Thursday, 23 April 2009

Joan Eardley


(View some more of her work at National Galleries of Scotland)
If you want experience and understanding of beauty envy me now but if you want happiness then don’t envy me because these things don’t bring happiness - Joan Eardley (1921-1963)

Who was Joan Eardley? Even the introduction to the book accompanying the exhibition Joan Eardley held at the National Gallery Complex, Edinburgh, begins with these words. A woman, a painter born in England living in Scotland, a social realist, Scotland’s answer to the Cobra artists or Jackson Pollock and Willem de Kooning. Where does she stand? As part of the London Kitchen Sink School or as an exponent of pure abstraction. Ah well! Let others well versed in the nuances of painting pare though this bewildering heap of categorization. For us it’s just another Sunday afternoon at the Tate Modern Bookshop. So lets simply indulge in the pure joy of her art.

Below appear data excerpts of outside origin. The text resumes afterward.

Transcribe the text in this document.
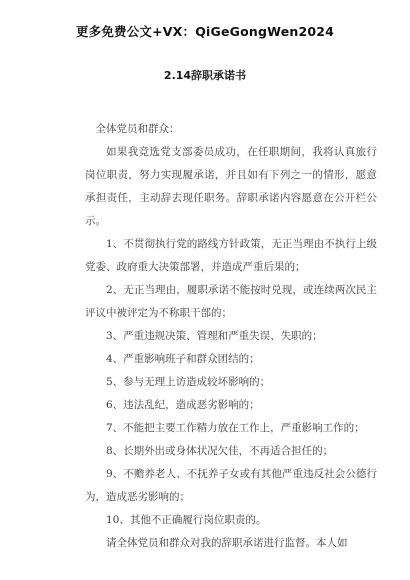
更多免费公文+VX：QiGeGongWen2024
2.14辞职承诺书

全体党员和群众：

如果我竞选党支部委员成功，在任职期间，我将认真旅行岗位职责，努力实现履承诺，并且如有下列之一的情形，愿意承担责任，主动辞去现任职务。辞职承诺内容愿意在公开栏公示。

1、不贯彻执行党的路线方针政策，无正当理由不执行上级党委、政府重大决策部署，并造成严重后果的；

2、无正当理由，履职承诺不能按时兑现，或连续两次民主评议中被评定为不称职干部的；

3、严重违规决策、管理和严重失误、失职的；

4、严重影响班子和群众团结的；

5、参与无理上访造成较坏影响的；

6、违法乱纪，造成恶劣影响的；

7、不能把主要工作精力放在工作上，严重影响工作的；

8、长期外出或身体状况欠佳，不再适合担任的；

9、不赡养老人、不抚养子女或有其他严重违反社会公德行为，造成恶劣影响的；

10、其他不正确履行岗位职责的。

请全体党员和群众对我的辞职承诺进行监督。本人如
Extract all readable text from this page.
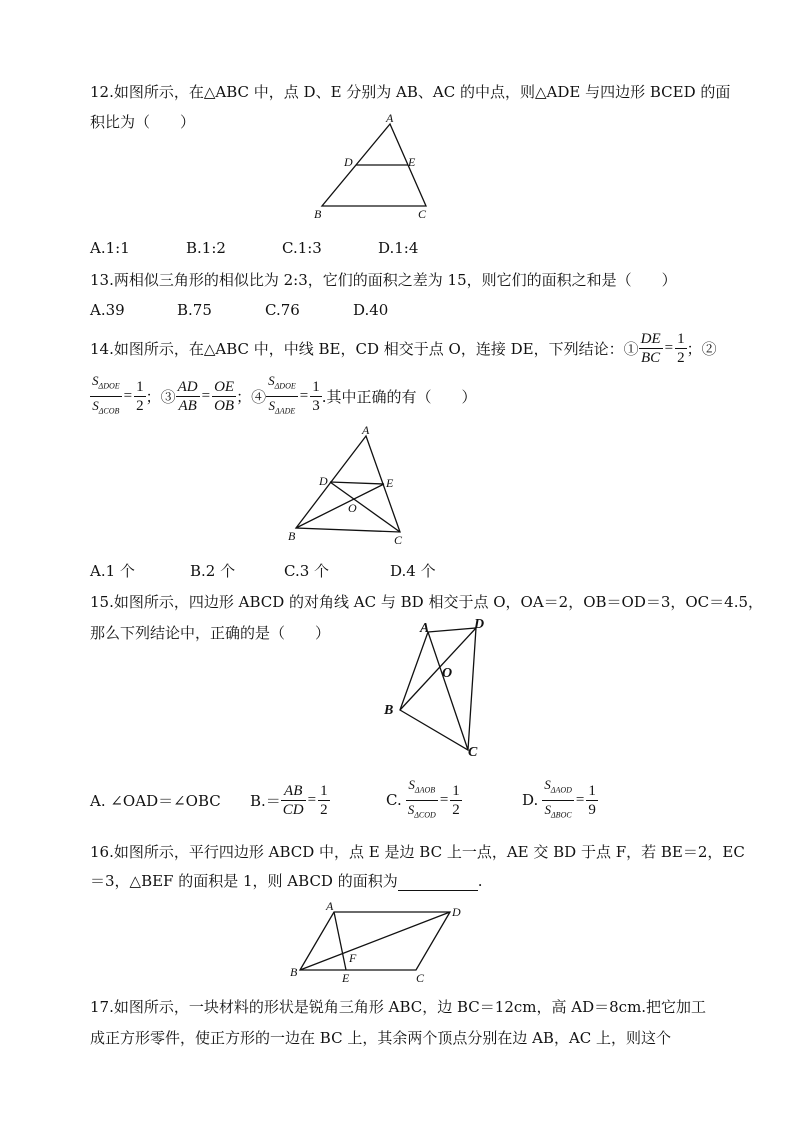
12.如图所示，在△ABC 中，点 D、E 分别为 AB、AC 的中点，则△ADE 与四边形 BCED 的面
积比为（　　）	A
B	C
D	E
A.1:1	B.1:2	C.1:3	D.1:4
13.两相似三角形的相似比为 2:3，它们的面积之差为 15，则它们的面积之和是（　　）
A.39	B.75	C.76	D.40
14.如图所示，在△ABC 中，中线 BE，CD 相交于点 O，连接 DE，下列结论：① $\frac{DE}{BC} = \frac{1}{2}$ ；②
$\frac{S_{\Delta DOE}}{S_{\Delta COB}} = \frac{1}{2}$ ；③ $\frac{AD}{AB} = \frac{OE}{OB}$ ；④ $\frac{S_{\Delta DOE}}{S_{\Delta ADE}} = \frac{1}{3}$ .其中正确的有（　　）
A
B	C
D	E
O
A.1 个	B.2 个	C.3 个	D.4 个
15.如图所示，四边形 ABCD 的对角线 AC 与 BD 相交于点 O，OA＝2，OB＝OD＝3，OC＝4.5，
那么下列结论中，正确的是（　　）	A	D
B
C
O
A. ∠OAD＝∠OBC $B.= \frac{AB}{CD} = \frac{1}{2}$	C. $\frac{S_{\Delta AOB}}{S_{\Delta COD}} = \frac{1}{2}$	D. $\frac{S_{\Delta AOD}}{S_{\Delta BOC}} = \frac{1}{9}$
16.如图所示，平行四边形 ABCD 中，点 E 是边 BC 上一点，AE 交 BD 于点 F，若 BE＝2，EC
＝3，△BEF 的面积是 1，则 ABCD 的面积为	.
A	D
B	C
E
F
17.如图所示，一块材料的形状是锐角三角形 ABC，边 BC＝12cm，高 AD＝8cm.把它加工
成正方形零件，使正方形的一边在 BC 上，其余两个顶点分别在边 AB，AC 上，则这个
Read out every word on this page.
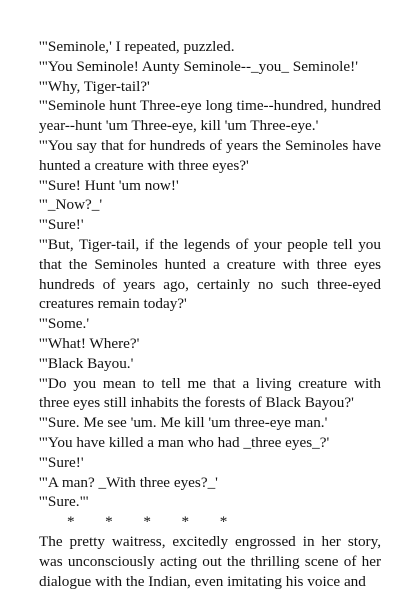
'"Seminole,' I repeated, puzzled.
'"You Seminole! Aunty Seminole--_you_ Seminole!'
'"Why, Tiger-tail?'
'"Seminole hunt Three-eye long time--hundred, hundred year--hunt 'um Three-eye, kill 'um Three-eye.'
'"You say that for hundreds of years the Seminoles have hunted a creature with three eyes?'
'"Sure! Hunt 'um now!'
'"_Now?_'
'"Sure!'
'"But, Tiger-tail, if the legends of your people tell you that the Seminoles hunted a creature with three eyes hundreds of years ago, certainly no such three-eyed creatures remain today?'
'"Some.'
'"What! Where?'
'"Black Bayou.'
'"Do you mean to tell me that a living creature with three eyes still inhabits the forests of Black Bayou?'
'"Sure. Me see 'um. Me kill 'um three-eye man.'
'"You have killed a man who had _three eyes_?'
'"Sure!'
'"A man? _With three eyes?_'
'"Sure."'
*       *       *       *       *
The pretty waitress, excitedly engrossed in her story, was unconsciously acting out the thrilling scene of her dialogue with the Indian, even imitating his voice and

Lets start with the children. Immensely engaging portraits of children residing in the poorest tenements of post Second World War Glasgow. Like sublime photographs discovered among old family papers. Look at their eyes, their expressions, their fragile beauty as they lean against graffiti scrawled walls and windows of derelict apartments. Look these are two friends. Look at this one’s right arm around the other’s shoulder, look at the other one holding her fingers, look at their smiling eyes. Look here are three children leaning out of the window with the two little ones covering their mouth with their hands. Here are Pat and Anne Samson with astonishingly distinct personalities for one so young vividly portrayed with chalk on paper. This little girl with a squint sucking her fingers lost in deep thought. What is she thinking? These children at play in the back street and these standing in queue for the Saturday Matinee. And look here is Andrew reading a comic. How did his life turn out? With a few brush strokes the life and times of an entire generation gets captured and reproduced here in these 96 pages.

Of course there is more. The shores of Catterline with the raging waves and the sky barely hanging in and one can almost feel the wind sculpt and transform the entire scene. Fields with birds, fields with daisies, fields at harvest time and something almost always giving away the presence of the wind. And the Sleeping Nude, which “was subjected to ‘shock horror’ headlines in tabloid press. One newspaper published her address, whereupon various men turned up volunteering to pose for her. Eardley never again painted a male nude.” The city councilors too weren’t keen on her depiction of the tenements in a rapidly modernizing Glasgow. In the last year of her life Eardley began painting flower studies.

There are also photographs by Eardley and others documenting life in Glasgow. And of Eardley herself. As a young girl, with her sister and a piglet, in Italy, at Catterline, on her motor scooter, in her studio. Joan Eardley who died aged just forty-two with the contents of her house at Catterline valued “…just 25 pounds, the paintings in the studio were valued at 1000 pounds...total sum of her estate was 19,881 pounds.”

There is enough in these pages about how she lived, painted and died to answer the original question. But as you turn the last page you know her art is answer enough, but now other questions all starting with ‘why’ suddenly appear to be more pertinent.